Barco's total order book at the end of the quarter remained healthy at 336.7 million euro, up 1.6% from last year. This order book does not yet reflect several big digital cinema contracts that have been signed during the quarter and that will help to offset the shortfalls in the events market. These contracts have a potential sales value over the next couple of years in excess of 250 million euro.

The company's incoming orders for the quarter were down 22.7% to 140.7 million euro, excluding recent big wins in digital cinema. This is a shortfall of 41.7 million euro compared to 2Q08, primarily in the events and the traffic and surveillance markets.

Gross profit margin was lower year-on-year and continued to be below target, mainly due to substantial inventory write-offs. However, it was improving versus 1Q09. EBITDA was 8.4 million euro compared to 21.4 million euro in 2Q08. Reported EBIT was minus 5.5 million euro for the quarter, depressed by non-cash charges such as reduced capitalization and increased inventory write-offs. Without these non-cash charges EBIT would have been positive for the quarter.

Mr Van Zele concluded his comments on the 2Q09 results by stating that the economic environment is expected to remain difficult in the second half of the year. Nevertheless Barco has a very healthy balance sheet and intends to keep it that way. Furthermore the ongoing management attention for increasing operational excellence will continue to bear fruit. For the remainder of 2009 he also expects the digital cinema market to further offset the decline in sales in other markets which are currently suffering from the economic crisis.

Mr Van Zele also announced that Barco had recently signed an 85 million euro revolving credit facility with key relationship banks. This agreement extends existing maturities with two and a half years.

DIVISIONAL RESULTS FOR 2Q09

Media & Entertainment division

Sales in the Media & Entertainment division remained almost flat in 2Q09 compared to the same quarter the year before. Sales are stabilizing and bottoming out in the video & lighting and media segments, but remain weak in the events segment. Sales in the digital cinema market again almost doubled compared to 2Q08 but were still hampered by supply chain shortages. Compared to 1Q09 sales for the division grew by 15.7%.

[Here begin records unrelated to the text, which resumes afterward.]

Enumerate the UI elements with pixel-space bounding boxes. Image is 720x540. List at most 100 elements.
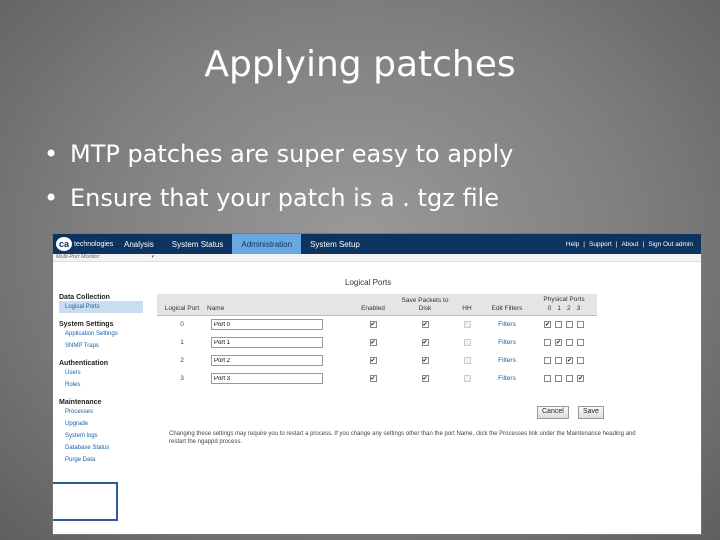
tab-analysis[interactable]: Analysis xyxy=(115,234,163,254)
physical-port-checkbox[interactable] xyxy=(555,356,562,364)
top-links: Help | Support | About | Sign Out admin xyxy=(566,234,693,254)
save-packets-checkbox[interactable]: ✔ xyxy=(421,321,429,329)
highlight-box xyxy=(53,482,118,521)
page-title: Logical Ports xyxy=(345,278,392,287)
logical-port-number: 1 xyxy=(180,339,184,346)
physical-port-index: 3 xyxy=(576,305,581,312)
bullet-item: • MTP patches are super easy to apply xyxy=(44,140,514,168)
tab-system-status[interactable]: System Status xyxy=(163,234,233,254)
product-label: Multi-Port Monitor xyxy=(56,254,100,260)
column-header-enabled: Enabled xyxy=(347,294,399,316)
sidebar-heading-data-collection: Data Collection xyxy=(59,294,110,301)
bullet-list: • MTP patches are super easy to apply • En… xyxy=(44,132,513,220)
bullet-text: Ensure that your patch is a . tgz file xyxy=(70,184,499,212)
column-header-name: Name xyxy=(207,294,347,316)
filters-link[interactable]: Filters xyxy=(498,375,516,382)
sidebar-heading-system-settings: System Settings xyxy=(59,321,114,328)
sidebar-item-upgrade[interactable]: Upgrade xyxy=(59,418,143,430)
sidebar-item-application-settings[interactable]: Application Settings xyxy=(59,328,143,340)
sidebar-item-purge-data[interactable]: Purge Data xyxy=(59,454,143,466)
physical-ports-label: Physical Ports xyxy=(543,296,585,303)
table-row: 0 ✔ ✔ Filters ✔ xyxy=(157,316,597,334)
filters-link[interactable]: Filters xyxy=(498,321,516,328)
sidebar-item-logical-ports[interactable]: Logical Ports xyxy=(59,301,143,313)
logical-port-number: 2 xyxy=(180,357,184,364)
physical-port-checkbox[interactable] xyxy=(577,321,584,329)
slide-title: Applying patches xyxy=(204,44,516,85)
sidebar: Data Collection Logical Ports System Set… xyxy=(53,294,143,521)
logical-port-number: 3 xyxy=(180,375,184,382)
hh-checkbox xyxy=(463,356,471,364)
column-header-save-packets: Save Packets to Disk xyxy=(399,294,451,316)
port-name-input[interactable] xyxy=(211,319,323,331)
physical-port-checkbox[interactable] xyxy=(544,338,551,346)
physical-port-checkbox[interactable]: ✔ xyxy=(555,338,562,346)
sidebar-item-users[interactable]: Users xyxy=(59,367,143,379)
physical-port-index: 2 xyxy=(567,305,571,312)
app-screenshot: ca technologies Analysis System Status A… xyxy=(52,233,702,535)
sidebar-item-snmp-traps[interactable]: SNMP Traps xyxy=(59,340,143,352)
link-separator: | xyxy=(583,240,585,248)
sign-out-link[interactable]: Sign Out admin xyxy=(648,241,693,248)
support-link[interactable]: Support xyxy=(589,241,612,248)
physical-port-checkbox[interactable]: ✔ xyxy=(577,374,584,382)
column-header-edit-filters: Edit Filters xyxy=(483,294,531,316)
save-packets-checkbox[interactable]: ✔ xyxy=(421,338,429,346)
logical-ports-table: Logical Port Name Enabled Save Packets t… xyxy=(157,294,597,388)
hh-checkbox xyxy=(463,321,471,329)
sidebar-item-database-status[interactable]: Database Status xyxy=(59,442,143,454)
table-row: 1 ✔ ✔ Filters ✔ xyxy=(157,334,597,352)
column-header-logical-port: Logical Port xyxy=(157,294,207,316)
physical-port-checkbox[interactable] xyxy=(555,374,562,382)
port-name-input[interactable] xyxy=(211,373,323,384)
port-name-input[interactable] xyxy=(211,355,323,366)
sidebar-item-processes[interactable]: Processes xyxy=(59,406,143,418)
physical-port-indices: 0 1 2 3 xyxy=(531,305,597,313)
physical-port-checkbox[interactable]: ✔ xyxy=(544,321,551,329)
column-header-hh: HH xyxy=(451,294,483,316)
physical-port-checkbox[interactable] xyxy=(544,374,551,382)
physical-port-index: 1 xyxy=(557,305,561,312)
physical-port-checkbox[interactable] xyxy=(577,338,584,346)
top-nav-bar: ca technologies Analysis System Status A… xyxy=(53,234,701,254)
physical-port-checkbox[interactable] xyxy=(577,356,584,364)
restart-note: Changing these settings may require you … xyxy=(169,431,636,445)
physical-port-checkbox[interactable] xyxy=(566,374,573,382)
save-packets-checkbox[interactable]: ✔ xyxy=(421,356,429,364)
physical-port-checkbox[interactable] xyxy=(566,321,573,329)
ca-logo: ca technologies xyxy=(53,234,115,254)
port-name-input[interactable] xyxy=(211,337,323,348)
filters-link[interactable]: Filters xyxy=(498,339,516,346)
cancel-button[interactable]: Cancel xyxy=(537,406,569,419)
tab-system-setup[interactable]: System Setup xyxy=(301,234,369,254)
link-separator: | xyxy=(642,240,645,248)
sidebar-item-system-logs[interactable]: System logs xyxy=(59,430,143,442)
sidebar-heading-maintenance: Maintenance xyxy=(59,399,102,406)
filters-link[interactable]: Filters xyxy=(498,357,516,364)
enabled-checkbox[interactable]: ✔ xyxy=(369,338,377,346)
dropdown-arrow-icon[interactable]: ▾ xyxy=(151,254,154,260)
physical-port-checkbox[interactable] xyxy=(544,356,551,364)
tab-administration[interactable]: Administration xyxy=(232,234,302,254)
about-link[interactable]: About xyxy=(621,241,638,248)
ca-logo-mark: ca xyxy=(56,237,72,251)
physical-port-checkbox[interactable] xyxy=(555,321,562,329)
column-header-physical-ports: Physical Ports 0 1 2 3 xyxy=(531,294,597,316)
hh-checkbox xyxy=(463,374,471,382)
save-button[interactable]: Save xyxy=(578,406,604,419)
logical-port-number: 0 xyxy=(180,321,184,329)
help-link[interactable]: Help xyxy=(566,241,579,248)
table-row: 3 ✔ ✔ Filters ✔ xyxy=(157,370,597,388)
sidebar-heading-authentication: Authentication xyxy=(59,360,108,367)
enabled-checkbox[interactable]: ✔ xyxy=(369,374,377,382)
sub-bar: Multi-Port Monitor ▾ xyxy=(53,254,701,262)
link-separator: | xyxy=(615,240,618,248)
enabled-checkbox[interactable]: ✔ xyxy=(369,356,377,364)
ca-logo-text: technologies xyxy=(74,240,114,248)
enabled-checkbox[interactable]: ✔ xyxy=(369,321,377,329)
physical-port-checkbox[interactable] xyxy=(566,338,573,346)
table-row: 2 ✔ ✔ Filters ✔ xyxy=(157,352,597,370)
save-packets-checkbox[interactable]: ✔ xyxy=(421,374,429,382)
physical-port-checkbox[interactable]: ✔ xyxy=(566,356,573,364)
sidebar-item-roles[interactable]: Roles xyxy=(59,379,143,391)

Order intake is down 26.7% for the division compared to 2Q08 with a clear downward trend in orders from rental companies. Order intake remains stable in fixed installations. In the digital cinema market orders are depending on financing structures. The latter being further developed, very large frame agreements have been made with key integrators and exhibitors worldwide.

The order book at the end of June was 79.4 million euro, up 2.8% from the year before.

Gross profit decreased strongly year-on-year due to a drop in gross margin, which results to a large extent from a shift towards lower margin products and the forced sell-off of media inventory. Furthermore there were also accelerated inventory write-offs in the media segment. EBIT for 2Q09 was at minus 7.8 million euro compared to minus 0.9 million euro the year before. Cost containment actions are ongoing. A further reduction in staff has been carried through and resources are re-allocated between the various market segments served by the Media & Entertainment division.